City Lore: the New York Center for Urban Culture was founded in 1986 and was the first organization in the United States devoted expressly to the "documentation, preservation, and presentation of urban folk culture." Their mission is to produce programs and publications that convey the richness of New York City—and America's—living cultural heritage. In addition to regular programming that includes the Place Matters Awards and the People's Hall of Fame, the organization works with a wide range of partners to develop exhibitions, publications, and documentary films, and to advocate for the rights of street performers, ethnic clubs, and other grassroots cultural expressions in New York City. City Lore works in four cultural domains: urban folklore and history, preservation, arts in education, and grassroots poetry traditions. Described by Sonnet Takahisa of the September 11th Memorial Museum as "wise renegades," their programs include People's Poetry Project, Place Matters (in collaboration with the Municipal Arts Society) and City of Memory.

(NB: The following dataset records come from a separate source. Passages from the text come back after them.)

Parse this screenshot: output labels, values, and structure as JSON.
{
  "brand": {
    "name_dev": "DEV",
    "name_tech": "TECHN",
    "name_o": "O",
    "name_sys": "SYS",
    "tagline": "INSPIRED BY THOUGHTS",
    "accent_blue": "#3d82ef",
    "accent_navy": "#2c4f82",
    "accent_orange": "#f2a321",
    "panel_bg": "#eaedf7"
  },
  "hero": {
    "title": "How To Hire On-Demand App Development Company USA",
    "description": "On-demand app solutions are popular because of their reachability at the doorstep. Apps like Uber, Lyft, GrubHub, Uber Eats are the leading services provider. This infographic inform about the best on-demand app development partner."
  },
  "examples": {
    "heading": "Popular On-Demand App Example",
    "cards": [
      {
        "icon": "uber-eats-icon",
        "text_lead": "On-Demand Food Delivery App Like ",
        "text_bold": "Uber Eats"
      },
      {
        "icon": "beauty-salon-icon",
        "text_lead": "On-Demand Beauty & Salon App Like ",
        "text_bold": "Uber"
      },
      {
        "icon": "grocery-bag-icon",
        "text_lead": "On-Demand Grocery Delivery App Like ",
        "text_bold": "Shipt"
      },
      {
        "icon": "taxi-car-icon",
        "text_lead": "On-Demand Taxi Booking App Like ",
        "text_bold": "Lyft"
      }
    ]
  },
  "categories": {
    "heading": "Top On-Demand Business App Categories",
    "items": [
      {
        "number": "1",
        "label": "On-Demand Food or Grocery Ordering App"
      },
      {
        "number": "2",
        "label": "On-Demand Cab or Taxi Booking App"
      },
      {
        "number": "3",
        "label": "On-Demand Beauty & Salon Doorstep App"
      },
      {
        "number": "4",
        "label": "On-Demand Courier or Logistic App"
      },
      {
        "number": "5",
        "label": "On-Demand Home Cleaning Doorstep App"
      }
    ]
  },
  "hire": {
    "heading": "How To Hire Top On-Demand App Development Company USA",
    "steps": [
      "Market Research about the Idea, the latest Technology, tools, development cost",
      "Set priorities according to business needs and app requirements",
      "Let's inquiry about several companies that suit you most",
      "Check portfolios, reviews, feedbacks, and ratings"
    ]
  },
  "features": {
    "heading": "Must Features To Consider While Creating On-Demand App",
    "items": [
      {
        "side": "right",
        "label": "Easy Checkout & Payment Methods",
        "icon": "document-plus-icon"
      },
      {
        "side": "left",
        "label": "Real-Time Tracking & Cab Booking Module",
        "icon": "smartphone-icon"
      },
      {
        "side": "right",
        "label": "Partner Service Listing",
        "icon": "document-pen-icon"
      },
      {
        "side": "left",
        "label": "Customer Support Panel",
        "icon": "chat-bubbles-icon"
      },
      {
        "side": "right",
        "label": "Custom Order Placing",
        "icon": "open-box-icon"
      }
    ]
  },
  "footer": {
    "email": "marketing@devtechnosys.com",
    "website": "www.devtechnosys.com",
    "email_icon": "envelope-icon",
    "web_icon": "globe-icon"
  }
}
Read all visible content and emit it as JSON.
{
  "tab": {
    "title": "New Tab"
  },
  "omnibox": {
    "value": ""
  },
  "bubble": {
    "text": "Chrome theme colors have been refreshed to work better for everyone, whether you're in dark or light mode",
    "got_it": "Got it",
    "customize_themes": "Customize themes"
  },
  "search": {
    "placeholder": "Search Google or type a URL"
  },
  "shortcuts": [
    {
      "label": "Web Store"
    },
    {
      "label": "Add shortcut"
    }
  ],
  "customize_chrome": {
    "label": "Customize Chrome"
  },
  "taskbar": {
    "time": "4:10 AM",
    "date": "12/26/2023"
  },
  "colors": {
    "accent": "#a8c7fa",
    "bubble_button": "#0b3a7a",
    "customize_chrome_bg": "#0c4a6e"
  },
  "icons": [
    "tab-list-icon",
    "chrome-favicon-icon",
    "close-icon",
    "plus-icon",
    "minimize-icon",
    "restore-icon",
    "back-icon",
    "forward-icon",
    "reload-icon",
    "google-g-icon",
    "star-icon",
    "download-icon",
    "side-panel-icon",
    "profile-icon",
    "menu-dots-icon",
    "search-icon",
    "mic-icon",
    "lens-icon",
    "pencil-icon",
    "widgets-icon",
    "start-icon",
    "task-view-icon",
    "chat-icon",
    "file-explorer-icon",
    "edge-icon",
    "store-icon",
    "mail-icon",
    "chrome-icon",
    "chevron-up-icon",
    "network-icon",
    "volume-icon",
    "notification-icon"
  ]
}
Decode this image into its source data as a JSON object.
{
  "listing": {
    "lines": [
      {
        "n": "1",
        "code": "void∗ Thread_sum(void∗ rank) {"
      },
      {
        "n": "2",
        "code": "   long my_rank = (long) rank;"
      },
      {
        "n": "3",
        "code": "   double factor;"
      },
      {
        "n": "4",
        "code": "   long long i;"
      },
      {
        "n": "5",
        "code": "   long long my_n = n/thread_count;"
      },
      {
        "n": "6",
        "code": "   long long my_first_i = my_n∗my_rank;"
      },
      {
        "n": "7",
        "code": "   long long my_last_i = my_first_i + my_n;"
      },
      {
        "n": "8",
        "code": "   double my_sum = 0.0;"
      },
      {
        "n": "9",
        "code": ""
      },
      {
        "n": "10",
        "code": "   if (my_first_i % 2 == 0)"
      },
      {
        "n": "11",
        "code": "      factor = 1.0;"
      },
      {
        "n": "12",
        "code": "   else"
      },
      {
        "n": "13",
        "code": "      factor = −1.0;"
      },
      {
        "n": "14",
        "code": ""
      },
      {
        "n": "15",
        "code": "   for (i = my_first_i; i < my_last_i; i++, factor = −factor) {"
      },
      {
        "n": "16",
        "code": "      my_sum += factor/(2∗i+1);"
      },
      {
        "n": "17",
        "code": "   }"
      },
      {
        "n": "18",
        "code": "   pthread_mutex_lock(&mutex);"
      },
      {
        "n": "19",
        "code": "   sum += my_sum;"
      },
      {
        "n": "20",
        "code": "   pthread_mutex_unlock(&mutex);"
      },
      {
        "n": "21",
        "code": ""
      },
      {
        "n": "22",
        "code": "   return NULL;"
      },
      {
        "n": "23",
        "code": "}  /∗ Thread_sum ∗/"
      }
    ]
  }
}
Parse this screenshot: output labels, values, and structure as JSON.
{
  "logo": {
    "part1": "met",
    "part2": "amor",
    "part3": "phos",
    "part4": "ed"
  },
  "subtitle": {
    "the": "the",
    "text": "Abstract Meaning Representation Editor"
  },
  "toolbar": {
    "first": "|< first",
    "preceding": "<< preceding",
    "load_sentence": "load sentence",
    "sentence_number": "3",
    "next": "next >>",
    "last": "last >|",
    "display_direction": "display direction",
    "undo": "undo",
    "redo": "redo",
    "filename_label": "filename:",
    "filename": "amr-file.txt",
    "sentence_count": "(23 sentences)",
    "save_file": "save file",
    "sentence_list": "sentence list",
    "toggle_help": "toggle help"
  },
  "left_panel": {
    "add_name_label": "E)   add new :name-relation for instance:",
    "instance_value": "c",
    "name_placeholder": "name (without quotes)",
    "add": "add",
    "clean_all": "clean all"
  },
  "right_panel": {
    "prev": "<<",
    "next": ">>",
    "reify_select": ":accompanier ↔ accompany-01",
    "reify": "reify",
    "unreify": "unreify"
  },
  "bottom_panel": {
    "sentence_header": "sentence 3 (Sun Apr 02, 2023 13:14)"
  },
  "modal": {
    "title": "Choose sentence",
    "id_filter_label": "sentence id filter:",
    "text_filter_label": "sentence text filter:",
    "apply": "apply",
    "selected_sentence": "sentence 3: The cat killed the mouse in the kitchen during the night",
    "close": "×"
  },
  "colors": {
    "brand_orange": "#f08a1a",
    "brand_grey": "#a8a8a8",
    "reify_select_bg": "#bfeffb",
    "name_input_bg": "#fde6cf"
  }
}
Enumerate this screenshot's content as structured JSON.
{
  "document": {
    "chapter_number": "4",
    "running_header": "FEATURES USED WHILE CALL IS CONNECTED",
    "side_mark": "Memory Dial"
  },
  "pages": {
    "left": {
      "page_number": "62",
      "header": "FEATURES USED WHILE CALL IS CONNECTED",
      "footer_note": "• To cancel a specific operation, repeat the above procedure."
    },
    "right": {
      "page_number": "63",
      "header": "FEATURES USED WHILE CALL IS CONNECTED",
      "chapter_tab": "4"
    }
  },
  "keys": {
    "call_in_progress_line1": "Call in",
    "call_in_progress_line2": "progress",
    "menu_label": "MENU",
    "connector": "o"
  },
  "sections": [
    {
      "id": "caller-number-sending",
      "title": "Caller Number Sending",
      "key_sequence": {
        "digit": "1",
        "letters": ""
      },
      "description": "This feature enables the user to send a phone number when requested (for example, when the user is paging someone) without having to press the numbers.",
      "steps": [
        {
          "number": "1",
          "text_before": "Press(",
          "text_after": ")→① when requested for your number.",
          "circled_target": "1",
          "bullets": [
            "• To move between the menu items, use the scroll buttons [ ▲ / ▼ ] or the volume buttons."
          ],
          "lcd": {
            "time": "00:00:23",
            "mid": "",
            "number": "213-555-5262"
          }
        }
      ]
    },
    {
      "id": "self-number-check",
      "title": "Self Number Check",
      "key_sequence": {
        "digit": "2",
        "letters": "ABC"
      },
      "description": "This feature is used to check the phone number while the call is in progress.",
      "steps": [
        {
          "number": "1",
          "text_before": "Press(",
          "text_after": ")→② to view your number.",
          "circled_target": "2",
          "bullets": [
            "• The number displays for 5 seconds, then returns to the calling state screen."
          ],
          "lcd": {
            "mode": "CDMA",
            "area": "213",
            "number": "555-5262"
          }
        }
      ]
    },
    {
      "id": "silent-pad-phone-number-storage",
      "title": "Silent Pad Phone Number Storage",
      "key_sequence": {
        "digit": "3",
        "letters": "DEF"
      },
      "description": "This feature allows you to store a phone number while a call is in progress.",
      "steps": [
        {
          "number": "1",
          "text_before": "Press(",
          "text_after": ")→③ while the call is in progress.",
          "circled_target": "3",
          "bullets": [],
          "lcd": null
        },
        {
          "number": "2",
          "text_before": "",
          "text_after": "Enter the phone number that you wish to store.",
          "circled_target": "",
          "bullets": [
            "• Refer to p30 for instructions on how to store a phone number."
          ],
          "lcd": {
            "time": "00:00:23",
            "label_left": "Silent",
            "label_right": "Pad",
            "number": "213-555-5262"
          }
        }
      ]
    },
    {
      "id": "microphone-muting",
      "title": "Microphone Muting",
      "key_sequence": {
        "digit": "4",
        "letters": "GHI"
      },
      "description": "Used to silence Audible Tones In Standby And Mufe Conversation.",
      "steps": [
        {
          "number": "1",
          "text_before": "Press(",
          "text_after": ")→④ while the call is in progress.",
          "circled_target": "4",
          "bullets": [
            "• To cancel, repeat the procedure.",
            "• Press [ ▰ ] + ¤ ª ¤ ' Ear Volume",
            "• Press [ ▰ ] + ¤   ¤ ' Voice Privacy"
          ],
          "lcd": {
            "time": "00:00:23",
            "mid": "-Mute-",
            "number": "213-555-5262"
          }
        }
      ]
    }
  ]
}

City Lore works collaboratively with folk and community artists, embracing different aesthetics for the creation of art. Their collaborators include the Gotham Center for New York City History, the New-York Historical Society, Bank Street College of Education, and smaller groups such as Los Pleneros de la 21. City Lore’s staff consists of professional folklorists (Steve Zeitlin, the founder and executive director, Elena Martínez and Amanda Dargan), historians (Marci Reaven), photographers (Martha Cooper), ethnomusicologists (Roberta Singer and Lois Wilcken), and arts and education specialists (Anika Selhorst).
The City Lore office on First Avenue on the Lower East Side houses archives containing over 100,000 images, hundreds of oral histories, and traditional music and poetry performance tapes. The archives are part of the ongoing documentation project featured on City of Memory, a participatory online story map of New York City.